Wittenberg discovered that drawing with pastels outside was easier than working with other mediums. “When I started out, I was using watercolor and oil paint, and it’s just way too much to carry around,” she says. “In 2017, I started making pastels, and that’s when it clicked for me.” She adds, “You need to travel light. There should be no barrier to you experiencing the place.”
"There should be no barrier to you experiencing the place"
Nicole Wittenberg
That’s squarely in line with the French tradition— innovation and practicality are part of the story. “The advent of metal tubes in the 19th century allowed greater portability and storage of oil paints for artists wishing to work en plein air,” says Katie Hanson, a curator of European painting at the Museum of Fine Arts, Boston.
None other than Pierre-Auguste Renoir himself said, “Without paints in tubes, there would have been no Cézanne, no Monet, no Sisley or Pissarro, nothing of what the journalists were later to call Impressionism.”
Pozanti is known for intensely colored abstractions inspired by landscapes. “They’re of this world, but they could be of another world, too,” she says. She is also a plein air pastel fan; the oil-stick works on view in her recent Timothy Taylor gallery show in New York all originated as outdoor pastels on a sketch pad made while Pozanti was in Sicily, Vermont, and South Carolina.
She has found a powerful connection between geography and her practice. Pozanti was born in Turkey—she’s “a city girl from Istanbul,” in her words—but it was a move from New York to California that got her working outside. “I had always wanted to do plein air, but in Los Angeles I had a garden with palm trees. My relationship to nature changed dramatically,” says Pozanti, whose works now incorporate earthy tones as a result. “It was the most beautiful experience.”

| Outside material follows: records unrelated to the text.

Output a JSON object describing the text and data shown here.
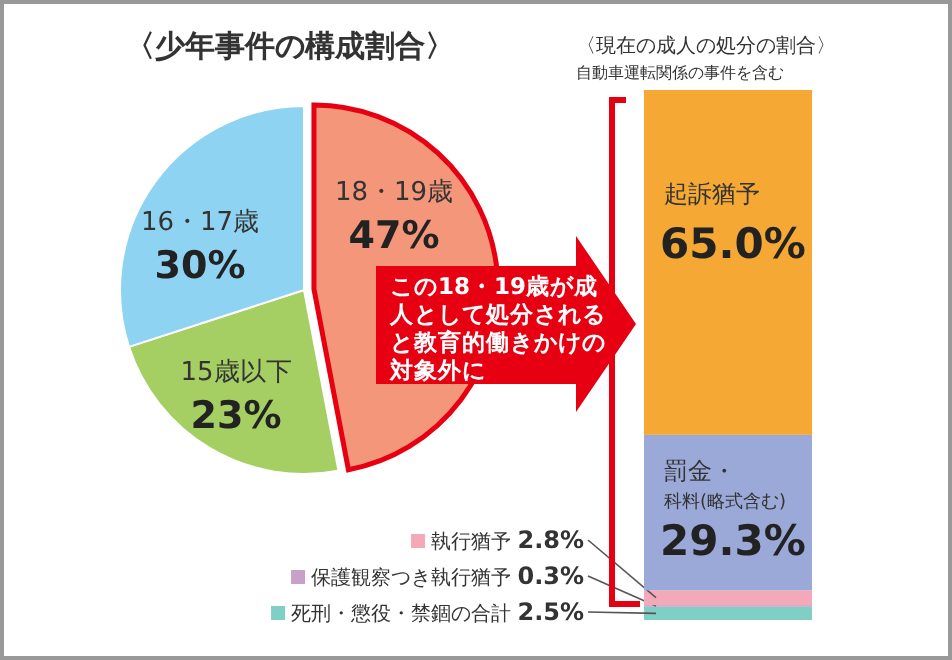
{
  "chart_data": [
    {
      "type": "pie",
      "title": "〈少年事件の構成割合〉",
      "categories": [
        "18・19歳",
        "15歳以下",
        "16・17歳"
      ],
      "values": [
        47,
        23,
        30
      ],
      "colors": [
        "#f4967a",
        "#a5cf62",
        "#8fd3f2"
      ],
      "value_labels": [
        "47%",
        "23%",
        "30%"
      ],
      "annotations": [
        "この18・19歳が成人として処分されると教育的働きかけの対象外に"
      ]
    },
    {
      "type": "bar",
      "stacked": true,
      "legend": "bottom left",
      "title": "〈現在の成人の処分の割合〉",
      "subtitle": "自動車運転関係の事件を含む",
      "categories": [
        null
      ],
      "series": [
        {
          "name": "死刑・懲役・禁錮の合計",
          "color": "#7fcfc4",
          "values": [
            2.5
          ],
          "value_labels": [
            "2.5%"
          ]
        },
        {
          "name": "保護観察つき執行猶予",
          "color": "#c9a0c8",
          "values": [
            0.3
          ],
          "value_labels": [
            "0.3%"
          ]
        },
        {
          "name": "執行猶予",
          "color": "#f4a9b8",
          "values": [
            2.8
          ],
          "value_labels": [
            "2.8%"
          ]
        },
        {
          "name": "罰金・科料(略式含む)",
          "color": "#9aa9d8",
          "values": [
            29.3
          ],
          "value_labels": [
            "29.3%"
          ]
        },
        {
          "name": "起訴猶予",
          "color": "#f5a833",
          "values": [
            65.0
          ],
          "value_labels": [
            "65.0%"
          ]
        }
      ]
    }
  ]
}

Then she moved to her current home in Vermont, where she has a garden for inspiration and hikes every day. A 2022 trip to Sicily only upped the ante. “I bought a pastel pad, and boy, was I inspired!” she says. “It started pouring out of me.”
"Painting outside in a natural environment was a way to reconnect with home"
Doron Langberg
For the Israel-born, New York–based Langberg, the pandemic was a turning point that led toward plein air work, partly for COVID safety reasons, but the effects were unexpected and welcome. “It gave me so much freedom,” he says. “It opened up experimentation and opportunities.”
In 2020, Langberg made his first attempt, in the scenic dunes of the legendary gay getaway Fire Island Pines, New York, finding a sandy spot to put his French easel, paint tubes, brushes, and disposable palette. Sometimes he painted people, having his models sit for about 45 minutes, and other times, the local flora. “It was funny,” says Langberg of pulling a Monet in an area famous for romantic trysts. “Everyone is doing their own thing regardless of what that might be. They look at me painting for a minute and then move on.” He adds, “I have to have an emotional connection in my work, and there it’s about being in a queer space with the potential for desire.”
He returned to northern Israel to visit family in 2021 after the death of his sister. In a very different place—a valley surrounded by mountains—he found that working under the sun made sense for new reasons. “I had been so homesick,” Langberg says. “Painting outside in a natural environment was a way to reconnect with home. I really needed that.”
As a practical matter, he looks for simplicity. “I choose a place that’s easy to paint in,” he says. “I’m not interested in making it an adventure.” And there’s no doubt Langberg aligns with the general opinion Wittenberg sums up well. “Being outside is a beautiful experience,” she says. “I think we all agree on that.”